Percy froze. Spread out at his feet was a bowl-shaped valley several miles wide. The basin floor was rumpled with smaller hills, golden plains and stretches of forest. A small clear river cut a winding course from a lake in the centre and round the perimeter, like a capital G.

The geography could’ve been anywhere in northern California – live oaks and eucalyptus trees, gold hills and blue skies. That big inland mountain – what was it called, Mount Diablo? – rose in the distance, right where it should be.

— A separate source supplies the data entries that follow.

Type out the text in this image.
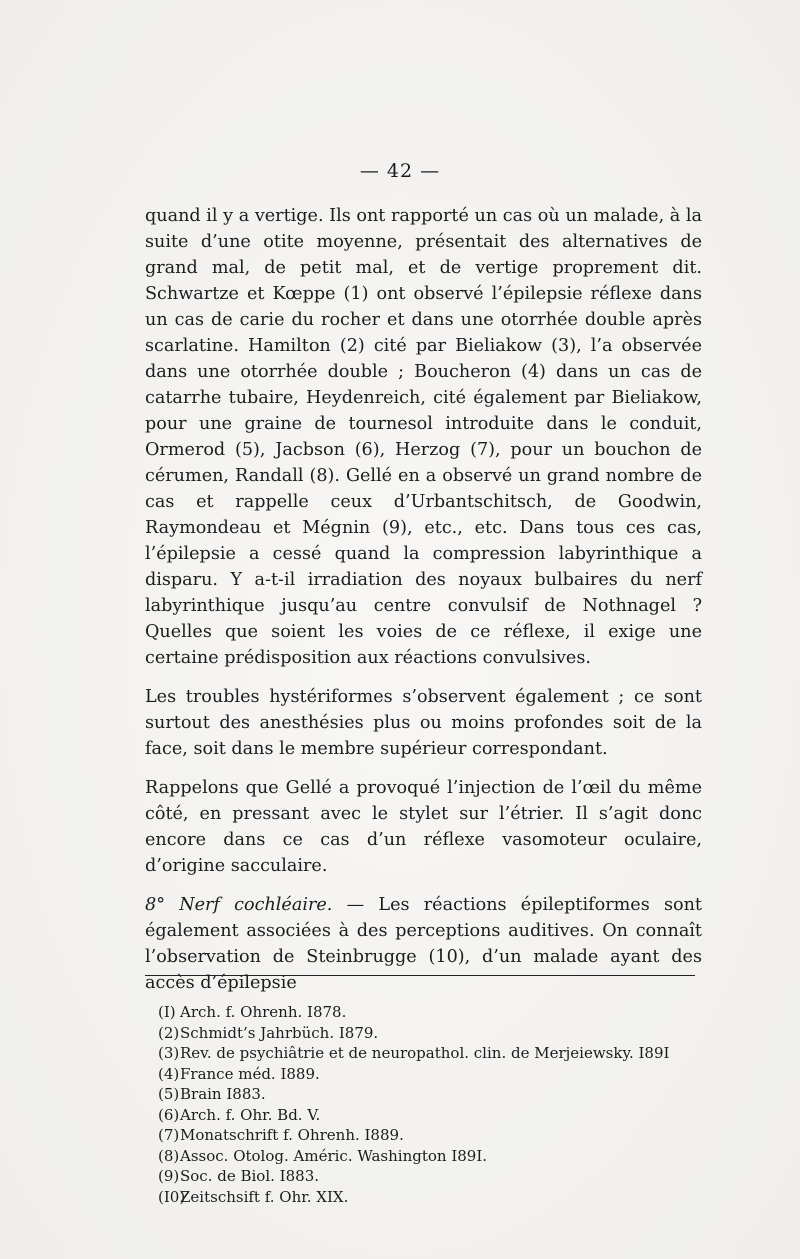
— 42 —

quand il y a vertige. Ils ont rapporté un cas où un malade, à la suite d’une otite moyenne, présentait des alternatives de grand mal, de petit mal, et de vertige proprement dit. Schwartze et Kœppe (1) ont observé l’épilepsie réflexe dans un cas de carie du rocher et dans une otorrhée double après scarlatine. Hamilton (2) cité par Bieliakow (3), l’a observée dans une otorrhée double ; Boucheron (4) dans un cas de catarrhe tubaire, Heydenreich, cité également par Bieliakow, pour une graine de tournesol introduite dans le conduit, Ormerod (5), Jacbson (6), Herzog (7), pour un bouchon de cérumen, Randall (8). Gellé en a observé un grand nombre de cas et rappelle ceux d’Urbantschitsch, de Goodwin, Raymondeau et Mégnin (9), etc., etc. Dans tous ces cas, l’épilepsie a cessé quand la compression labyrinthique a disparu. Y a-t-il irradiation des noyaux bulbaires du nerf labyrinthique jusqu’au centre convulsif de Nothnagel ? Quelles que soient les voies de ce réflexe, il exige une certaine prédisposition aux réactions convulsives.

Les troubles hystériformes s’observent également ; ce sont surtout des anesthésies plus ou moins profondes soit de la face, soit dans le membre supérieur correspondant.

Rappelons que Gellé a provoqué l’injection de l’œil du même côté, en pressant avec le stylet sur l’étrier. Il s’agit donc encore dans ce cas d’un réflexe vasomoteur oculaire, d’origine sacculaire.

8° Nerf cochléaire. — Les réactions épileptiformes sont également associées à des perceptions auditives. On connaît l’observation de Steinbrugge (10), d’un malade ayant des accès d’épilepsie

(I) Arch. f. Ohrenh. I878.
(2) Schmidt’s Jahrbüch. I879.
(3) Rev. de psychiâtrie et de neuropathol. clin. de Merjeiewsky. I89I
(4) France méd. I889.
(5) Brain I883.
(6) Arch. f. Ohr. Bd. V.
(7) Monatschrift f. Ohrenh. I889.
(8) Assoc. Otolog. Améric. Washington I89I.
(9) Soc. de Biol. I883.
(I0)
Zeitschsift f. Ohr. XIX.
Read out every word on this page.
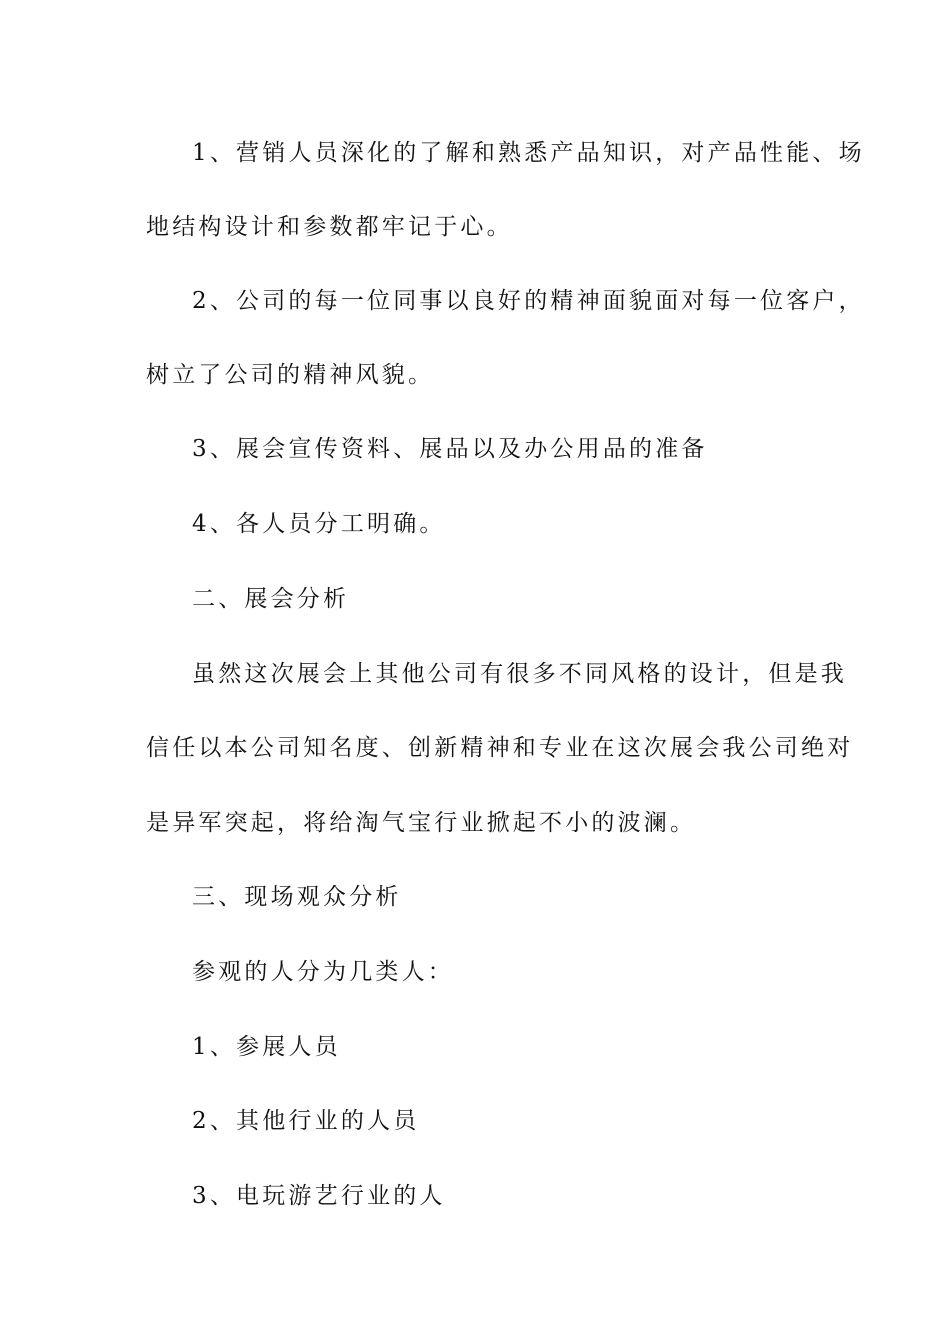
1、营销人员深化的了解和熟悉产品知识，对产品性能、场
地结构设计和参数都牢记于心。
2、公司的每一位同事以良好的精神面貌面对每一位客户，
树立了公司的精神风貌。
3、展会宣传资料、展品以及办公用品的准备
4、各人员分工明确。
二、展会分析
虽然这次展会上其他公司有很多不同风格的设计，但是我
信任以本公司知名度、创新精神和专业在这次展会我公司绝对
是异军突起，将给淘气宝行业掀起不小的波澜。
三、现场观众分析
参观的人分为几类人：
1、参展人员
2、其他行业的人员
3、电玩游艺行业的人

But Percy felt like he’d stepped into a secret world. In the centre of the valley, nestled by the lake, was a small city of white marble buildings with red-tiled roofs. Some had domes and columned porticoes, like national monuments. Others looked like palaces, with golden doors and large gardens. He could see an open plaza with freestanding columns, fountains and statues. A five-storey-tall Roman coliseum gleamed in the sun, next to a long oval arena like a racetrack.

Across the lake to the south, another hill was dotted with even more impressive buildings – temples, Percy guessed. Several stone bridges crossed the river as it wound through the valley and, in the north, a long line of brickwork arches stretched from the hills into the town. Percy thought it looked like an elevated train track. Then he realized it must be an aqueduct.

The strangest part of the valley was right below him. About two hundred yards away, just across the river, was some sort of military encampment. It was about a quarter mile square, with earthen ramparts on all four sides, the tops lined with sharpened spikes. Outside the walls ran a dry moat, also studded with spikes. Wooden watchtowers rose at each corner, manned by sentries with oversized mounted crossbows. Purple banners hung from the towers. A wide gateway opened on the far side of camp, leading towards the city. A narrower gate stood closed on the riverbank side. Inside, the fortress bustled with activity: dozens of kids going to and from barracks, carrying weapons, polishing armour. Percy heard the clank of hammers at a forge and smelled meat cooking over a fire.

Something about this place felt very familiar, yet not quite right.

‘Camp Jupiter,’ Frank said. ‘We’ll be safe once -’

Footsteps echoed in the tunnel behind them. Hazel burst into the light. She was covered with stone dust and breathing hard. She’d lost her helmet, so her curly brown hair fell around her shoulders. Her armour had long slash marks in front from the claws of a gorgon. One of the monsters had tagged her with a 50% OFF sticker.